A pesquisa objetivou analisar o potencial das narrativas para o processo
de formação do professor quando evocam memórias de episódios
vivenciados na docência, descritos em um livro organizado pelos professores
de uma escola no interior de Mato Grosso - Tangará da Serra em 2010. Para
a investigação, de abordagem qualitativa, adotando-se a pesquisa-formação,
foram realizadas entrevistas no intuito de provocar a reflexão das práticas dos
professores descritas no livro ‘Memórias’ e de como esse processo consistiu
em um revisitar das práticas, inclusive na perspectiva de redimensioná-las.
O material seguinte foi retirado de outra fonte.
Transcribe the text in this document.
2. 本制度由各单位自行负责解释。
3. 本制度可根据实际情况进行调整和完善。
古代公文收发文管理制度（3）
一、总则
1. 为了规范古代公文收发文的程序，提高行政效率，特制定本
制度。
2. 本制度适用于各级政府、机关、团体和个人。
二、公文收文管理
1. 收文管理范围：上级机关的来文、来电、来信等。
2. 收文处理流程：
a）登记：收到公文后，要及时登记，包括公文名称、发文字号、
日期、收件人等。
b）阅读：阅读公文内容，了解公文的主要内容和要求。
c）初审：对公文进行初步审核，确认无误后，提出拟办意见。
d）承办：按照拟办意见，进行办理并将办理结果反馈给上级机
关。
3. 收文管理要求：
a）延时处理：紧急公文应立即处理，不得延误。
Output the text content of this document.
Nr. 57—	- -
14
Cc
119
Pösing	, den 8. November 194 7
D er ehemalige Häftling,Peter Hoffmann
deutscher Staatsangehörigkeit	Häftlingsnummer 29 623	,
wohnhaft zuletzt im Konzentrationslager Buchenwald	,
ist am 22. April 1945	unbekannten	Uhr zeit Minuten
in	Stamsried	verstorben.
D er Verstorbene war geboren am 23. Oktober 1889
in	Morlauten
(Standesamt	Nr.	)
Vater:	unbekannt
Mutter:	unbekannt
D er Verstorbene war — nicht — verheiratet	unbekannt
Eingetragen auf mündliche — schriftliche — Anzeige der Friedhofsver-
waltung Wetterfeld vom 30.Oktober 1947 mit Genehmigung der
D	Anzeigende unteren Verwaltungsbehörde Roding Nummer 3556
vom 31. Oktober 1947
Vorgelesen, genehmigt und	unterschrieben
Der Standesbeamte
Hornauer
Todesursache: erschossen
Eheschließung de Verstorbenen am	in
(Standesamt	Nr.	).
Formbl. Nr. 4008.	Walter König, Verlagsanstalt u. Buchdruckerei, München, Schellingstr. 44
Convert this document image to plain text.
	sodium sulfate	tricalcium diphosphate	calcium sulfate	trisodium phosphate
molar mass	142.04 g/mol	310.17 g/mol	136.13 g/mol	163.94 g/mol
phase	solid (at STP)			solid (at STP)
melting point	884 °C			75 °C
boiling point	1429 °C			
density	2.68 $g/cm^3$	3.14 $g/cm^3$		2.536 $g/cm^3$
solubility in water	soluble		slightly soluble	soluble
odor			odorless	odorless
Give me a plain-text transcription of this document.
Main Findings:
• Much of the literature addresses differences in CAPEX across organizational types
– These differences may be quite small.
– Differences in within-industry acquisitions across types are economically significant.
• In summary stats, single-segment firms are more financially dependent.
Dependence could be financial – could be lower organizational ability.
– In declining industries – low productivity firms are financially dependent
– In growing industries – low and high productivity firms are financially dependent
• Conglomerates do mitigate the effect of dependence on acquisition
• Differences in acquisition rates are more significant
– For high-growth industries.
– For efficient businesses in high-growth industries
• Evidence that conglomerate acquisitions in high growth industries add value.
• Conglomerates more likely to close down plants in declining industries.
A
obra foi construída a partir das memórias de 26 professores, sendo que para
este recorte, são apresentados três estudos em que os professores são
convidados a relerem seus trabalhos e a refletirem sobre eles no sentido de
avaliarem e ressignificarem suas práticas. Nesse processo a memória da
docência tem um valor determinante.
Para Candau (2001), memória pode ser caracterizada como o registro que
o indivíduo tem de conhecimentos adquiridos ou de ações empreendidas ao
longo de sua vida, como também de sua dimensão temporal a partir da qual o
indivíduo diz e pensa, articula sobre si mesmo.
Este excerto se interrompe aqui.